Cepat, Lugas dan Berimbang

Menabung dari Masa Lalu, Sejahtera di Masa Depan

infopertama.com – KSP CU Florette (yang berarti “berkembang terus”) hadir melayani para anggotanya di pedalaman Manggarai, yang sebagian besar hidup sebagai petani. Dengan spirit dasar florette, lembaga ini berkomitmen memajukan anggota, baik dari segi sosial maupun ekonomi, serta membangun dan merawat kohesi sosial anggota secara berkelanjutan.

Menariknya, koperasi ini tidak hanya menyediakan layanan simpanan dan pinjaman, tetapi juga berupaya menghidupkan kembali kebiasaan lama masyarakat Manggarai: menabung demi kehidupan yang lebih baik, hari ini dan di masa depan.

Sabtu, 11 April 2026, kami melakukan lejong bersama anggota di Kampung Sekok, Kecamatan Lelak. Dalam perjalanan itu, kami—Rian (manajer), Feri (staf), Rikard (sekretaris pengurus), dan Ican (staf)—menyusuri jalan menuju Sekok dengan sebuah Hilux hitam yang dikemudikan oleh Ican.

Perjalanan sungguh melelahkan. Jalan sempit, sebagian beraspal namun rusak di beberapa titik. Tanjakan curam dengan tikungan tajam berbentuk huruf V menuntut kehati-hatian ekstra. Namun, kelelahan itu terobati oleh hijaunya pepohonan dan udara yang sejuk sepanjang perjalanan.

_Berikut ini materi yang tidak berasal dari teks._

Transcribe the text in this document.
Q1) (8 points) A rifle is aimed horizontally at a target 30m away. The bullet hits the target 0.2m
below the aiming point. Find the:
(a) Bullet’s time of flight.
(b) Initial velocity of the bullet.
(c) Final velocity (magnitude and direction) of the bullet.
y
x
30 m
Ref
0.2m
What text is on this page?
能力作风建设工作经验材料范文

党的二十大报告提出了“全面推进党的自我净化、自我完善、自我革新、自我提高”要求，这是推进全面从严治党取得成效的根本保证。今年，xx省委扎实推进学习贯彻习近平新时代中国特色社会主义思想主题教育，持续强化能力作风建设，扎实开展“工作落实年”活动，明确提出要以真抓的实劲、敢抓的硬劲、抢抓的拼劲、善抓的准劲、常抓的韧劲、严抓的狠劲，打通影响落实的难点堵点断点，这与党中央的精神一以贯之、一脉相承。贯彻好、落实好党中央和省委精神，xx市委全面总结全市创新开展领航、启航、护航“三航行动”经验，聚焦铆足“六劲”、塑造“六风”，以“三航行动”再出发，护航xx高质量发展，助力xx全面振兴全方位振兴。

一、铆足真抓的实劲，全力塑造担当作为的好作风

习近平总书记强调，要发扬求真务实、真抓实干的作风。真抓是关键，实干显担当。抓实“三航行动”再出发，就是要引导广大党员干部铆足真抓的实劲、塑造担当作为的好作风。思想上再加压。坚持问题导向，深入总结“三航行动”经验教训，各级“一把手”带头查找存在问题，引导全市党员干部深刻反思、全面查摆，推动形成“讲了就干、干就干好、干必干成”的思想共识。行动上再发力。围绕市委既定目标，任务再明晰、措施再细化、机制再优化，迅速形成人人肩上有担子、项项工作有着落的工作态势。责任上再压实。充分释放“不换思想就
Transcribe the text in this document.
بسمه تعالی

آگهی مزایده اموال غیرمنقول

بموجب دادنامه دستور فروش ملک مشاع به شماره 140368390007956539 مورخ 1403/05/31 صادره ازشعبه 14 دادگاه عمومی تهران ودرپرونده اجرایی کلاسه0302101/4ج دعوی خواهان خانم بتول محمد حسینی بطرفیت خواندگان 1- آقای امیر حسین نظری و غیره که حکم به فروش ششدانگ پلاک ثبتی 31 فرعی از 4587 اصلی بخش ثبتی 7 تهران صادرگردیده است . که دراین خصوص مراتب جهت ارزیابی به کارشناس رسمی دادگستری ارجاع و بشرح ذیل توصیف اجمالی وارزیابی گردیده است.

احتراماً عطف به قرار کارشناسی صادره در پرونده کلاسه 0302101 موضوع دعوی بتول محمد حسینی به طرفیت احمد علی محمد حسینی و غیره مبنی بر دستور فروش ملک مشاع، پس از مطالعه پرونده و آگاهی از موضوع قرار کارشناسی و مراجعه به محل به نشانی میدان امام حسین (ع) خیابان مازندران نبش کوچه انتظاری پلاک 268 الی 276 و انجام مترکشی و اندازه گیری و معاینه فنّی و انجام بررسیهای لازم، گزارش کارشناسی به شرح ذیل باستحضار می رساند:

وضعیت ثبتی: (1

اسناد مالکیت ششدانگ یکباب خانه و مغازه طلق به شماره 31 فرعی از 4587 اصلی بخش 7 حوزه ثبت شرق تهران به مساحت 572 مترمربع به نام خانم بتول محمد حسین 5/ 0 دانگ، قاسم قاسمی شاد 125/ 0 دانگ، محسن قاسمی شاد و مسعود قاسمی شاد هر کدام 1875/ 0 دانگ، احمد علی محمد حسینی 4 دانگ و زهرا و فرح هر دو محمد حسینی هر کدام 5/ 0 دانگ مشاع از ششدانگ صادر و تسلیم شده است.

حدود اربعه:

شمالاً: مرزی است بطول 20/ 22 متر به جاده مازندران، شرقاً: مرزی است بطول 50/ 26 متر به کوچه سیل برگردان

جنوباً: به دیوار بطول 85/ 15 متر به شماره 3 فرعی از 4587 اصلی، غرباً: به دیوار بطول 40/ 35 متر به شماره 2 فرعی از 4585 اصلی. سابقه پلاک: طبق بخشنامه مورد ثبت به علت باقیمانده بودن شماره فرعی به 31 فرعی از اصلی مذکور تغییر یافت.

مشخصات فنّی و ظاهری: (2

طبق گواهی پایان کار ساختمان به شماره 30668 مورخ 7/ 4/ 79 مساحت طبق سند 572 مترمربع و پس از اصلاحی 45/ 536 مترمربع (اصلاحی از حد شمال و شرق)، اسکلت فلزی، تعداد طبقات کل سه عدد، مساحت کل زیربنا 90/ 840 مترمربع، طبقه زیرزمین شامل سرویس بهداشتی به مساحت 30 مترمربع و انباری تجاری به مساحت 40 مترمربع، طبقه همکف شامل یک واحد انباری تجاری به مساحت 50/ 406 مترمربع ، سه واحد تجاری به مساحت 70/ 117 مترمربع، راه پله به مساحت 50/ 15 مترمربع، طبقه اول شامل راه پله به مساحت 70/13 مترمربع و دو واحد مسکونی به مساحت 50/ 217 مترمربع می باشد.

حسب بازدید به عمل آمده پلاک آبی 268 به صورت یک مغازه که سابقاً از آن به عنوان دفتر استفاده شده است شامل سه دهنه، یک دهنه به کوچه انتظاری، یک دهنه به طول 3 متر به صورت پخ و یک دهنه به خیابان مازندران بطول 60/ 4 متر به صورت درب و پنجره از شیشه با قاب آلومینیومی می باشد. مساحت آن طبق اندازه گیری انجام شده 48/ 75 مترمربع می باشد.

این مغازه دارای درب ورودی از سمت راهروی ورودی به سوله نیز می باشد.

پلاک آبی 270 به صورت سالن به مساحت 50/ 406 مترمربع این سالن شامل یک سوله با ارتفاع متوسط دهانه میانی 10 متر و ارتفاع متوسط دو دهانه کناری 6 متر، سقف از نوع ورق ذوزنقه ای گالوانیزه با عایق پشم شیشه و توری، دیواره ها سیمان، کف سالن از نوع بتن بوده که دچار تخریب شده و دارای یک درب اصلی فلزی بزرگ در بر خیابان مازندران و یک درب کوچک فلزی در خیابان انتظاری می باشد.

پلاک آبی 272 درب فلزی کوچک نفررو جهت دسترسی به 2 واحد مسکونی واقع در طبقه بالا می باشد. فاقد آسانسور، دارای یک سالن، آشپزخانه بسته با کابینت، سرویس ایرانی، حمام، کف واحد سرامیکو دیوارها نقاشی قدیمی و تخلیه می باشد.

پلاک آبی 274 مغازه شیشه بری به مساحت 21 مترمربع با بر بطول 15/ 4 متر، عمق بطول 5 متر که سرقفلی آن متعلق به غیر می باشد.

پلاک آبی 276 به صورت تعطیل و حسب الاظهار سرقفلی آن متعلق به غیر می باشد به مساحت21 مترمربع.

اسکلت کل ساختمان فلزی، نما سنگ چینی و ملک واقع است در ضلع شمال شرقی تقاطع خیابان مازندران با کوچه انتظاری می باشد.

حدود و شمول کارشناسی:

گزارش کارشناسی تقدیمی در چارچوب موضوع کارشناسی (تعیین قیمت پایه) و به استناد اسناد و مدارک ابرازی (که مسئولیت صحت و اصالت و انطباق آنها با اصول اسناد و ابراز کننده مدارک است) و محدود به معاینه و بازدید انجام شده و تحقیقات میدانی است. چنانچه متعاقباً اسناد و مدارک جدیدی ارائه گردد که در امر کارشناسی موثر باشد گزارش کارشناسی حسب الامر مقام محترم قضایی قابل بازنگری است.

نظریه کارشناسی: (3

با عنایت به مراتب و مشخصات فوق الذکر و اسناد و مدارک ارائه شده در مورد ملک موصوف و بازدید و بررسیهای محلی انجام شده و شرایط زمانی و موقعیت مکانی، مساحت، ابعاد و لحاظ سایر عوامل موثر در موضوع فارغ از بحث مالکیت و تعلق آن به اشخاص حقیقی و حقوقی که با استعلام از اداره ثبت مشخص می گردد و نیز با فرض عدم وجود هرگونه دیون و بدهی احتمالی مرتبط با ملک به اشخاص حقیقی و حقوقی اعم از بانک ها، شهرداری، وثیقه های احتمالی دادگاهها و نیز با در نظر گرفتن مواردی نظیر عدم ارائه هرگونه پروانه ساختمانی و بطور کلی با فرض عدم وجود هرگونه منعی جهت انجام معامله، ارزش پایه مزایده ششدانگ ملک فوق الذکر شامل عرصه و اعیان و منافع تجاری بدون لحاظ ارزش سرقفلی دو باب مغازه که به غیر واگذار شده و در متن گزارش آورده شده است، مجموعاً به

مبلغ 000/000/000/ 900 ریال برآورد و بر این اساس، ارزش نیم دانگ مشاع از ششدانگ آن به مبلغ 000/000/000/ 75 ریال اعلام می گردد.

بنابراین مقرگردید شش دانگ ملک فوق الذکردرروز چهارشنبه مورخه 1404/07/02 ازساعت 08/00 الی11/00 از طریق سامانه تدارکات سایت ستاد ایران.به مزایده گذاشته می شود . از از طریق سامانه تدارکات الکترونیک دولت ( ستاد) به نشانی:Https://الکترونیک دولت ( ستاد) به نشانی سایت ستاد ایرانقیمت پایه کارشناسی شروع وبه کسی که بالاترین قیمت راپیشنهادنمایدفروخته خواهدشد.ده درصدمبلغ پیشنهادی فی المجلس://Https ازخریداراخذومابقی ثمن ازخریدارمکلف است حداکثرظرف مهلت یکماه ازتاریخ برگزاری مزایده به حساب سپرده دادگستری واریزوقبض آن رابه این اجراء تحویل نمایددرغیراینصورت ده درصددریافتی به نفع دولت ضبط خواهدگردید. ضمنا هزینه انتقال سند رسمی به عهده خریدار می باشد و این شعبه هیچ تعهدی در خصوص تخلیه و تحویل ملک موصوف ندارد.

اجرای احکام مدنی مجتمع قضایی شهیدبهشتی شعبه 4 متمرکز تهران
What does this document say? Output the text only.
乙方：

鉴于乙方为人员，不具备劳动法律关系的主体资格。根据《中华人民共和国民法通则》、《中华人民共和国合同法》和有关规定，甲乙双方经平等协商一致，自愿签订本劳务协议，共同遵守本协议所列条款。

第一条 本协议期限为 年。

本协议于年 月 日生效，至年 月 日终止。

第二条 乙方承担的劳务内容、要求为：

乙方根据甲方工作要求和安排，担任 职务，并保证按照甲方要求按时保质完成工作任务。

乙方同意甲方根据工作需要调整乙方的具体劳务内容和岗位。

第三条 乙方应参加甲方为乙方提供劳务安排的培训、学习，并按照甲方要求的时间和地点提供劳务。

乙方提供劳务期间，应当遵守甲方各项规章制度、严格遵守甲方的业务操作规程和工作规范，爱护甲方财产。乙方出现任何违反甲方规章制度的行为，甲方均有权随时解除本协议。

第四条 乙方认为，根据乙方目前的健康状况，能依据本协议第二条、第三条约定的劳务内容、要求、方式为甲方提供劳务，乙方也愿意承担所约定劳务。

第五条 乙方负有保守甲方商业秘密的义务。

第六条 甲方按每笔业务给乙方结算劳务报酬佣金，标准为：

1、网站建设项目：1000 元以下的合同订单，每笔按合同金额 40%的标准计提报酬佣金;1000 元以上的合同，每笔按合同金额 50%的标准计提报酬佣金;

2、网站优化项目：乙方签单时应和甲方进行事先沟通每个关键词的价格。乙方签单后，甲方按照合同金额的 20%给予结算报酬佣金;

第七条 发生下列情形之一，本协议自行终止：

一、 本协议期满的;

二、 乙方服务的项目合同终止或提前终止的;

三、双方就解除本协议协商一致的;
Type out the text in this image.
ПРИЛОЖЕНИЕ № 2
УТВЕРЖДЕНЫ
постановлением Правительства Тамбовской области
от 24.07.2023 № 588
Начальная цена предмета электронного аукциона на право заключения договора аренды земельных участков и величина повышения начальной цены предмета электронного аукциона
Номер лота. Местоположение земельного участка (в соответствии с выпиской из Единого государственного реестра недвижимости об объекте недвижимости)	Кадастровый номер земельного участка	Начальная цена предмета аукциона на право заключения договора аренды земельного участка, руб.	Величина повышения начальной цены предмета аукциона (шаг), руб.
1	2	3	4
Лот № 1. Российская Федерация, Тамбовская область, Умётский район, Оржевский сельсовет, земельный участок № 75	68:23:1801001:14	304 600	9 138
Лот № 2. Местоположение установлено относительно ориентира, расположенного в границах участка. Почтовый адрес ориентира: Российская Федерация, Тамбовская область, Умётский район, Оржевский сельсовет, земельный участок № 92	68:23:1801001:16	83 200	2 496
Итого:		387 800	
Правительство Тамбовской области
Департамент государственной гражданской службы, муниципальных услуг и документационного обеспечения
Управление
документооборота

Beberapa kampung kami lewati, antara lain Kampung Pelus, Urang, dan Gonggong. Di setiap kampung, tampak papan kecil bertuliskan “Tempat Layanan Anggota KSP CU Florette.” Papan-papan sederhana itu menjadi tanda bahwa Florette hadir, hidup, dan melayani di tengah masyarakat.

Setibanya di Kampung Sekok, peran koordinator TP sangat terasa. Alo, koordinator TP di Kampung Sekok, telah mempersiapkan segala sesuatu dengan penuh dedikasi demi terselenggaranya kegiatan lejong dan pendidikan anggota.

Mendung dan hujan yang turun tidak menyurutkan semangat tim untuk tetap hadir bersama anggota di Rumah Gendang Sekok. Cuaca yang tampak kurang bersahabat kami terima sebagai bagian dari perjalanan—sebuah tantangan yang justru menguatkan semangat untuk terus berkembang.

Saat melintasi Jembatan Wae Tesem, kami diingatkan bahwa Florette adalah jembatan bagi para anggotanya—jembatan menuju “seberang”, tempat kesejahteraan menanti.

Kelelahan fisik seolah sirna ketika mobil memasuki halaman Gendang Sekok. Kami disambut hangat oleh anggota yang telah lama menunggu. Wajah-wajah penuh senyum dari ibu-ibu menyapa kedatangan kami, sementara hanya sekitar lima orang pria anggota yang hadir saat itu. Anak-anak pun ikut menyambut dengan penuh keceriaan. Mereka adalah masa depan Florette.